I can see this happening depending on the method Innodb flushes data.

Please look into innodb_flush_method used by your MySQL installation. Depending on the value set (O_DSYNC or O_DIRECT), InnoDB could either double buffer to the OS and the InnoDB buffer pool or just the InnoDB buffer pool. If the variable is set to cache to the buffer pool only, I can quickly see data vanishing if the OS restoration butchered the buffer pool in the process. I wrote a post in the DBA StackExchange about this.

Here is another link concerning using MySQL in the Cloud vs bare-metal ( Click Here ) . It names three potential problems/challenges that comes with moving MySQL into a Cloud Environment:

  • Virtual IPs
  • Memory Configuration
  • Slow Disks

Even if these limitations have been overcome since that article, it is prudent to rethink where mission-critical data will reside. This is especially true given what just happened to your data.

BTW StackOverflow has a nice post about pros and cons of MySQL in the Cloud.

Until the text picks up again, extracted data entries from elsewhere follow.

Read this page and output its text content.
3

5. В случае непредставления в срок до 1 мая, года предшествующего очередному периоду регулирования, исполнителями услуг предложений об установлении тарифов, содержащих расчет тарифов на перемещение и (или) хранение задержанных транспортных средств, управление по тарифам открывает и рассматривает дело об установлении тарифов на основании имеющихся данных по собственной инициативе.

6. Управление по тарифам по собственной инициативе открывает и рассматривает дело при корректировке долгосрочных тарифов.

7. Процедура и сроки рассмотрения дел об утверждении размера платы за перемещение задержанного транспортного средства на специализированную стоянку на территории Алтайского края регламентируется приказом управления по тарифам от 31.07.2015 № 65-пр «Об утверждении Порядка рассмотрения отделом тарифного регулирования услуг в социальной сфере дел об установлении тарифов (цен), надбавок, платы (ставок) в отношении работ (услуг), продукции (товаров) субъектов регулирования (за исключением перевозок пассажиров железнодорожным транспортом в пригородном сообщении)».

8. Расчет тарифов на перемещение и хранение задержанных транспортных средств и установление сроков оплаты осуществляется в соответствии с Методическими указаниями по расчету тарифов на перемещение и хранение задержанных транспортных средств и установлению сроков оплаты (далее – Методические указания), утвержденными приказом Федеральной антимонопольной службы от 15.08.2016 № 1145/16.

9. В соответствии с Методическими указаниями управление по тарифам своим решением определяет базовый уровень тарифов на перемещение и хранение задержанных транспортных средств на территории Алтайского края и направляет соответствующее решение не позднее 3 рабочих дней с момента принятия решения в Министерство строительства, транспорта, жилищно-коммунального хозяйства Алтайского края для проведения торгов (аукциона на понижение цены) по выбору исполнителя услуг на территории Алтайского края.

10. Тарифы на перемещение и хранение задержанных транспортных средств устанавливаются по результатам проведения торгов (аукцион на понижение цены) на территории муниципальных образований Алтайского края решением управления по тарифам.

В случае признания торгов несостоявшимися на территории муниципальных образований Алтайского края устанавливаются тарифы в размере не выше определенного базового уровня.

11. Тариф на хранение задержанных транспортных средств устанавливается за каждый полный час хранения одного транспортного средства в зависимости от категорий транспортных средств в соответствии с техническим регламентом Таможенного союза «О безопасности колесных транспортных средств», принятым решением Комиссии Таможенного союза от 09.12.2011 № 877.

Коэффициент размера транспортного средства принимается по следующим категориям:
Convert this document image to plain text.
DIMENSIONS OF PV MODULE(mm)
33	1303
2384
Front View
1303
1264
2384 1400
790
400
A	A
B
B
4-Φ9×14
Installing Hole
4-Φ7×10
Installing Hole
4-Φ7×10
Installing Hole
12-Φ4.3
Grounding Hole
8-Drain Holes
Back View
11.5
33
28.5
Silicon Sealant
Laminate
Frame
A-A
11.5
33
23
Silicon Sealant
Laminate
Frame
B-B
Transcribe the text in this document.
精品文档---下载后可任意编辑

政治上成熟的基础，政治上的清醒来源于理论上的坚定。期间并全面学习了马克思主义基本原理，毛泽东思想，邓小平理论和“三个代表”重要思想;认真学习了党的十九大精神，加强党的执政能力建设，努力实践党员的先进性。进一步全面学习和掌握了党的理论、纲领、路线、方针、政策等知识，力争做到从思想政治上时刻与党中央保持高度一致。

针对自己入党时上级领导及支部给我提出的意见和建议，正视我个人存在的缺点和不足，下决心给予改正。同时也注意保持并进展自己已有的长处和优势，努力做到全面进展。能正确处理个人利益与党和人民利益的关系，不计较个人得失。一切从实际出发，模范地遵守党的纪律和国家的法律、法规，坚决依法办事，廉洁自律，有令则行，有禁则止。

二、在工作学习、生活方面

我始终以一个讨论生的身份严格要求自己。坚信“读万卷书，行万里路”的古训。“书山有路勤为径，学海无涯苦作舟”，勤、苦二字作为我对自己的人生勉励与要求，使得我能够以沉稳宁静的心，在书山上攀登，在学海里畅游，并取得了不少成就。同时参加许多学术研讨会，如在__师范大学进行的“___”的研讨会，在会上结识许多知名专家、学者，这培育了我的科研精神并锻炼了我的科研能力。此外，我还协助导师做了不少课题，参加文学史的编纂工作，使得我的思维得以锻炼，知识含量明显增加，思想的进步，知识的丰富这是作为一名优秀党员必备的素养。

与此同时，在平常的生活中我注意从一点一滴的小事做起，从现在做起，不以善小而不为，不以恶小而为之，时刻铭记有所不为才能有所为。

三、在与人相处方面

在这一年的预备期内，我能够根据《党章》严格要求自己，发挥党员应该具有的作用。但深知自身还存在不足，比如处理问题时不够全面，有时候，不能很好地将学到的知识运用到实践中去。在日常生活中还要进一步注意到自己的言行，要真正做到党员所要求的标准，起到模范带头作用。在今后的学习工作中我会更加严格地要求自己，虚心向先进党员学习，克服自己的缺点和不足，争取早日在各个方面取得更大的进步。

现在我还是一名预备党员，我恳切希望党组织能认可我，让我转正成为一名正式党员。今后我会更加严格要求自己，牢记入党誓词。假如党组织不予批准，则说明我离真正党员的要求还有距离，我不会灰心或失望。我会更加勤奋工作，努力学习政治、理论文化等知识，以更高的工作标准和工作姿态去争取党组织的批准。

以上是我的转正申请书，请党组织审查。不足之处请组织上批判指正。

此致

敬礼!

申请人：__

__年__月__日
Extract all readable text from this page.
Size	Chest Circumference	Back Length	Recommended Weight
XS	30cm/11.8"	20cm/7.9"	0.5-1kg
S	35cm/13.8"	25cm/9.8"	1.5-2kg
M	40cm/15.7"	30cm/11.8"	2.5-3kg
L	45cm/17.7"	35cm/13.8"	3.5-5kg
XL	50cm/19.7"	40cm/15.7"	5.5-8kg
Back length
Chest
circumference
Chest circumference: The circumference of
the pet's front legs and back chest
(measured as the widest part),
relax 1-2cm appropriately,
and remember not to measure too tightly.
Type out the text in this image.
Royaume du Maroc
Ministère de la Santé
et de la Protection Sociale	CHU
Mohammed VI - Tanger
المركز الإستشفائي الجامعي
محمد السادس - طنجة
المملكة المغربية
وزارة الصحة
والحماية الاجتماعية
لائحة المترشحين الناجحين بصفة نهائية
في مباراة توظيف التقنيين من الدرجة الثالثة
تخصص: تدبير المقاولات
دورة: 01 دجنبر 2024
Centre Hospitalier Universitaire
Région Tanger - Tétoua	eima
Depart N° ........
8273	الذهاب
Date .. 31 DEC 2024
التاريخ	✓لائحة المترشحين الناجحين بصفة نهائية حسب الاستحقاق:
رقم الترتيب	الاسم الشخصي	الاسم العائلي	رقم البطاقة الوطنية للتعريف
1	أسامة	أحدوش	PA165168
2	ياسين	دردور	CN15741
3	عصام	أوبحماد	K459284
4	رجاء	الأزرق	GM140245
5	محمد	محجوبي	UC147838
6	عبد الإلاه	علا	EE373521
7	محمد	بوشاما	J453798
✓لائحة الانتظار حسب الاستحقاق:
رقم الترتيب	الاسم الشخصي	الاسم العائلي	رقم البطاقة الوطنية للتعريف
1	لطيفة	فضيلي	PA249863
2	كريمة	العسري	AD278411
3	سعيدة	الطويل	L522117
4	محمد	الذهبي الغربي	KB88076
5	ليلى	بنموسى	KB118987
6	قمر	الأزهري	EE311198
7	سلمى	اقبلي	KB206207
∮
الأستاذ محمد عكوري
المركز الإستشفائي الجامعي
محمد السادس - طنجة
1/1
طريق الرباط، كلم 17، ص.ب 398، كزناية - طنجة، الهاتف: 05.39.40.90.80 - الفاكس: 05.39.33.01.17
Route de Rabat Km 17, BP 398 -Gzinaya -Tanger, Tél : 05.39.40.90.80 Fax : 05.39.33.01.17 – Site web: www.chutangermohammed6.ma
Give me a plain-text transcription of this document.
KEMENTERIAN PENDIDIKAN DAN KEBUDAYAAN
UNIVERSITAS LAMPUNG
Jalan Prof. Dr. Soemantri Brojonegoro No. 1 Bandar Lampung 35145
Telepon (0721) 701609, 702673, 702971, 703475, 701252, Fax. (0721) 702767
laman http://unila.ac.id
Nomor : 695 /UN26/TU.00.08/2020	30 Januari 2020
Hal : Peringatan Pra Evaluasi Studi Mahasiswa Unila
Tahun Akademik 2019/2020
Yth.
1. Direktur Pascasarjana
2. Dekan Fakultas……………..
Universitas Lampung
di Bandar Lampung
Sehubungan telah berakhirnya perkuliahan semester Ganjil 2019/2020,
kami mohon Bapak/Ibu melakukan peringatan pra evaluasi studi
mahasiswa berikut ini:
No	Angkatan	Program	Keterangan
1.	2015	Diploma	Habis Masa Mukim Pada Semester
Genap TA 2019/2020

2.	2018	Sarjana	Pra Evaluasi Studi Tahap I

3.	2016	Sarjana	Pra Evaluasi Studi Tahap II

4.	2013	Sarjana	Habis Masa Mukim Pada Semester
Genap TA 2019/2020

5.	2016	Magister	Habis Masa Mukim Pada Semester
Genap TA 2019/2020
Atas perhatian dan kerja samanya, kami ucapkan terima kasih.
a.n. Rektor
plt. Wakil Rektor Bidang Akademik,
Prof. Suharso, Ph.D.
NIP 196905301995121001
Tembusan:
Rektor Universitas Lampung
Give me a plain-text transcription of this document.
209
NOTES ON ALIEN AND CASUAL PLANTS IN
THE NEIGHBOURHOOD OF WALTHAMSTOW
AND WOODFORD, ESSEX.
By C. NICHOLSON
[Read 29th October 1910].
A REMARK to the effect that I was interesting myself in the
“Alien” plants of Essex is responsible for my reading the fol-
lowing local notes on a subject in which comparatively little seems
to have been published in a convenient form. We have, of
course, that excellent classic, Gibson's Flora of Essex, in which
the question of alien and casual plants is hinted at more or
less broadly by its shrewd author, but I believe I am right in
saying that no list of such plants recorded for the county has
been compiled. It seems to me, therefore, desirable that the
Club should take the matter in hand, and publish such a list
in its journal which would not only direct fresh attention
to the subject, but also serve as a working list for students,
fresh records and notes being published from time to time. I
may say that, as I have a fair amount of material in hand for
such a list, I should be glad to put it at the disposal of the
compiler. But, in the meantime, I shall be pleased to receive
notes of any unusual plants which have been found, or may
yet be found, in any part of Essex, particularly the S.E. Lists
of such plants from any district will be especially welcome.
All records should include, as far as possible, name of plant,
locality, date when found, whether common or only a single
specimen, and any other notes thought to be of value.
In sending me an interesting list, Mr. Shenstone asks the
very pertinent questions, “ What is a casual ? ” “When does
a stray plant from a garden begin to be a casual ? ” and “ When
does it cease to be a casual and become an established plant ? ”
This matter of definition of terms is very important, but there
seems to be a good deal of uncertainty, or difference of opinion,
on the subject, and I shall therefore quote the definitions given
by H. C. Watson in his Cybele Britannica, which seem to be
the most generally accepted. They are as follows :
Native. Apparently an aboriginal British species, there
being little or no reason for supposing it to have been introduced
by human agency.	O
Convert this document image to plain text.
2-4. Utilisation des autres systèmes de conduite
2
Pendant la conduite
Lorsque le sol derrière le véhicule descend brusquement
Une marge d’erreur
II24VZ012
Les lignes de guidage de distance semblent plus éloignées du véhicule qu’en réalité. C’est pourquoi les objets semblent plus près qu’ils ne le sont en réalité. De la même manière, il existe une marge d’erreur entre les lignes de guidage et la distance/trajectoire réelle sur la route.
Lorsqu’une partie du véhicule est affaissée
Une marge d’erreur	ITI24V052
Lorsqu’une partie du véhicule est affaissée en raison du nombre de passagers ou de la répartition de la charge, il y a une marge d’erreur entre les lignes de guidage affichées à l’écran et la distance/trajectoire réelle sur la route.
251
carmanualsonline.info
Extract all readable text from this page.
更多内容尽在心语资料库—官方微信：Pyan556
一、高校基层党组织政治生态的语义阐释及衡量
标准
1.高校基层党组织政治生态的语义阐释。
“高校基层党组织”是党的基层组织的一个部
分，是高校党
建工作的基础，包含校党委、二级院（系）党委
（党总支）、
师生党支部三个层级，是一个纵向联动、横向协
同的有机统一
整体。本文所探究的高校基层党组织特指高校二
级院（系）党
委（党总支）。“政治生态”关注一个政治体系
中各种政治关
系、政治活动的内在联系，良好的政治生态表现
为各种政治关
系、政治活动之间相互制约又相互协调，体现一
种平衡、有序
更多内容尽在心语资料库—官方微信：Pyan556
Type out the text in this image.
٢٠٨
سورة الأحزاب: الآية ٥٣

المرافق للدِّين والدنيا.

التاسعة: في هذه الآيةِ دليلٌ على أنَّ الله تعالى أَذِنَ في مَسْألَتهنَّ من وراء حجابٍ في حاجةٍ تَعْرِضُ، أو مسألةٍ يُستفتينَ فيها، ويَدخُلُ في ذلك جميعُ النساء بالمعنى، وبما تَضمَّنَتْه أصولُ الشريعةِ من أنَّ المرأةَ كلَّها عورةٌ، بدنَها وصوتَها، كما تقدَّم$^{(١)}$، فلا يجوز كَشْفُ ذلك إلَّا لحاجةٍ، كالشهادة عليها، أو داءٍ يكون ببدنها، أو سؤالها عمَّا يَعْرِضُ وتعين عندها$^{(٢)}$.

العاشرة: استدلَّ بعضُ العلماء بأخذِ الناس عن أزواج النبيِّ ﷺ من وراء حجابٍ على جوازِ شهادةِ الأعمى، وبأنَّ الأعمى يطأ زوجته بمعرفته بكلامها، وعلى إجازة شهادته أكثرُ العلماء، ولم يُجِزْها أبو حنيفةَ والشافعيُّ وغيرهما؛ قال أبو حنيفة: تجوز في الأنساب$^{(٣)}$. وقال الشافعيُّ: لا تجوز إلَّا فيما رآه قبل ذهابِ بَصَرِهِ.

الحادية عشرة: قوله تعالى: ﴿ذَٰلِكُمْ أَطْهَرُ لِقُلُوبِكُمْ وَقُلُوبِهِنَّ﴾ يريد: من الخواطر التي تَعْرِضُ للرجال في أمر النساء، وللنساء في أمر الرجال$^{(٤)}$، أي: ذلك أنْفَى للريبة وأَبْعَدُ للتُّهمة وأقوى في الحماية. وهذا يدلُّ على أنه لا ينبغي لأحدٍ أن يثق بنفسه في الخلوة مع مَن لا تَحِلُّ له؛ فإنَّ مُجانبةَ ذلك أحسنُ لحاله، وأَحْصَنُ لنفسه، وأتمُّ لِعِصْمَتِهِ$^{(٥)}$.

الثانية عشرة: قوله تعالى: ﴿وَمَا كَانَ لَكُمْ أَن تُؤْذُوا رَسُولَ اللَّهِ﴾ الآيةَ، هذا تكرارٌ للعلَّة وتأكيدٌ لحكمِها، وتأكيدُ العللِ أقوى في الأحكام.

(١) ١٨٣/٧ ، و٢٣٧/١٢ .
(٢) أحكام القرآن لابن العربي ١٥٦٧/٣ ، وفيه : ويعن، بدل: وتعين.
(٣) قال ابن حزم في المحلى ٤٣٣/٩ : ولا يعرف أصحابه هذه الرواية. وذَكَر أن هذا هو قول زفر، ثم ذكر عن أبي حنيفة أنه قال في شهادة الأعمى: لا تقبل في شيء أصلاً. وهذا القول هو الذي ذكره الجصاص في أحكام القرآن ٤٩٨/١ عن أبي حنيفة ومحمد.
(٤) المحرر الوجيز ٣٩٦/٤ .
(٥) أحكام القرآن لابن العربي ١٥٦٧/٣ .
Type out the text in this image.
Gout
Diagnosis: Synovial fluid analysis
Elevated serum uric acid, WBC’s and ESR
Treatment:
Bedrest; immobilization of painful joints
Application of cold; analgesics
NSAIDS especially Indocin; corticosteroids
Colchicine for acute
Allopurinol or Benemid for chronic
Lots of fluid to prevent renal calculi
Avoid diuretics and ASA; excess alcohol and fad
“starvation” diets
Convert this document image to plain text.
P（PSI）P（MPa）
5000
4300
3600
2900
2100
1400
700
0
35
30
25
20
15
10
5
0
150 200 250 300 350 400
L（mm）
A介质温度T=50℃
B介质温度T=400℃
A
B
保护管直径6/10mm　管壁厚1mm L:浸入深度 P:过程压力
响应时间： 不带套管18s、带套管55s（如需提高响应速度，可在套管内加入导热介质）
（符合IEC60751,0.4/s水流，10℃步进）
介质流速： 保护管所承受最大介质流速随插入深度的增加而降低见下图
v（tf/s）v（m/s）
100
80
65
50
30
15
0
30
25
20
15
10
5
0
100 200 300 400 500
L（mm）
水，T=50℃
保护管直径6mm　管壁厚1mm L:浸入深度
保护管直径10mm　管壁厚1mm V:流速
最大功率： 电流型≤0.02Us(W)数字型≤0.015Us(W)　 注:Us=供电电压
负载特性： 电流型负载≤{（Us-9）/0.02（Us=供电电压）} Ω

To further this point more from another aspect, Cloud Environments provide geographic replication of a mysql instance from East Coast to West Coast. When I personally did a 30-day evaluation of the XEROUND Database Service (I was provided with two Public IPs), I saw very bad intermittency (about 5-6 minutes) between the IPs. Could you imagine losing data during this window because of a crash on either end? Your data loss was due to an emergency manual intervention.

RECOMMENDATION

IMHO I would switch your MySQL databases to bare-metal and use either DRBD or MySQL Replication for data redundancy. You can maintain all Cloud Services for Web and App Servers.


While some settings of innodb_flush_method combined with certain hardware can result in data loss with a hardware failure, no combination of innodb_flush_method and innodb_flush_log_at_trx_commit explain how the ib_logfile1 & ib_logfile2 could be days stale.

I migrated servers at about the timestamp of the database files. I brought mysql down slowly on both servers and rsync'd /var/lib/mysql from one to the other. The webapps came up and checked out on the new server.

But, what if I forgot to monit unmonitor mysql on the target server and it re-started mysql? Maybe I had replaced the data and log files under a running mysql server? Would mysql continue blithely flushing data out to stale inodes?

A quick test later, and the answer is yes. MySql doesn't notice that it is writing to invalid file handles when its data and log files have been replaced but the in memory buffer pool is able to satisfy all queries. Given the size of our database (small) and query volume (low), the buffer pool would likely have continued to handle our requests for some time.